Le gouvernement prévoit une recette annuelle de 108 millions d’euros en matière de taxe sur les opérations boursières dont 34 proviendraient de ce nouveau système. Une évaluation qui paraît hasardeuse pour l’économiste Etienne de Callataÿ. "Le rendement d’une telle taxe dépend de la santé du marché boursier d’une part et du comportement des gens de l’autre" , confie-t-il à la "Libre".

Une menace sur les PME

Vincent Van Dessel, patron d’Euronext Brussels se montre particulièrement amer à l’annonce de cette mesure. "C’est la mort des petites valeurs, prédit-il. Les investisseurs se tourneront vers l’étranger et ce sont les PME qui payeront la facture", craint-il. "Cette taxe ne rapportera pas le quart de ce qu’on annonce et nous en constateront les effets négatifs pour l’économie en 2017. Lorsque le gouvernement décidera de supprimer cette taxe." Pour lui ce dispositif est administrativement trop lourd, voire impossible à mettre en œuvre.

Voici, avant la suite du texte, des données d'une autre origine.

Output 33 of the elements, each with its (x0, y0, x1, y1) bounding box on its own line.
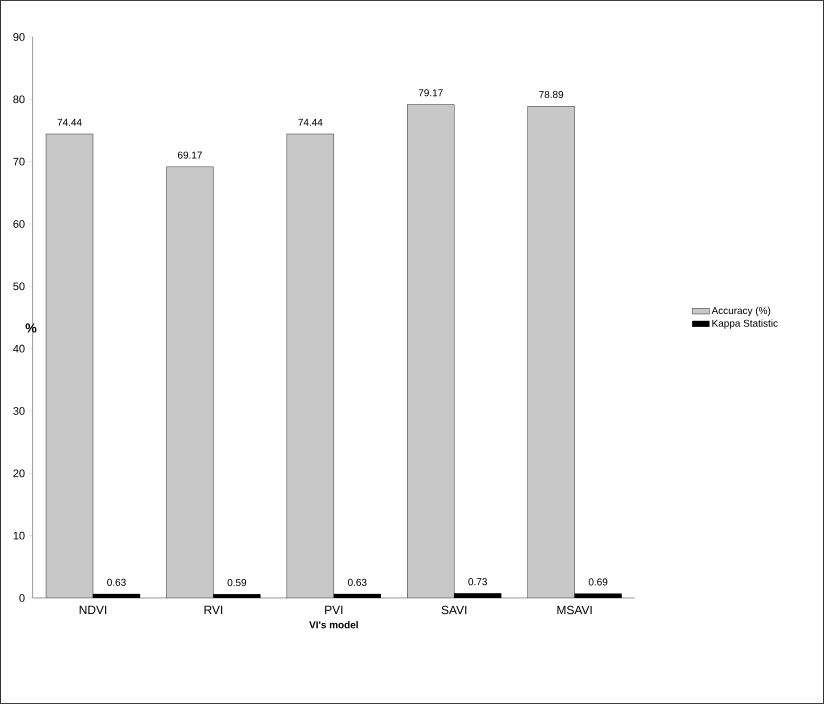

L’efficacité de ce type de dispositif fiscal est souvent critiquée. En l’occurrence, il suffira à l’investisseur d’attendre six mois avant de prendre ses bénéfices pour éviter la taxe. Un casse-tête "administratif" permanent qui nuira très sérieusement à la liquidité du marché boursier belge, estime Vincent Van Dessel. Etienne de Callataÿ se montre moins pessimiste pointant une mesure aux effets marginaux dont la portée est plus symbolique qu’autre chose.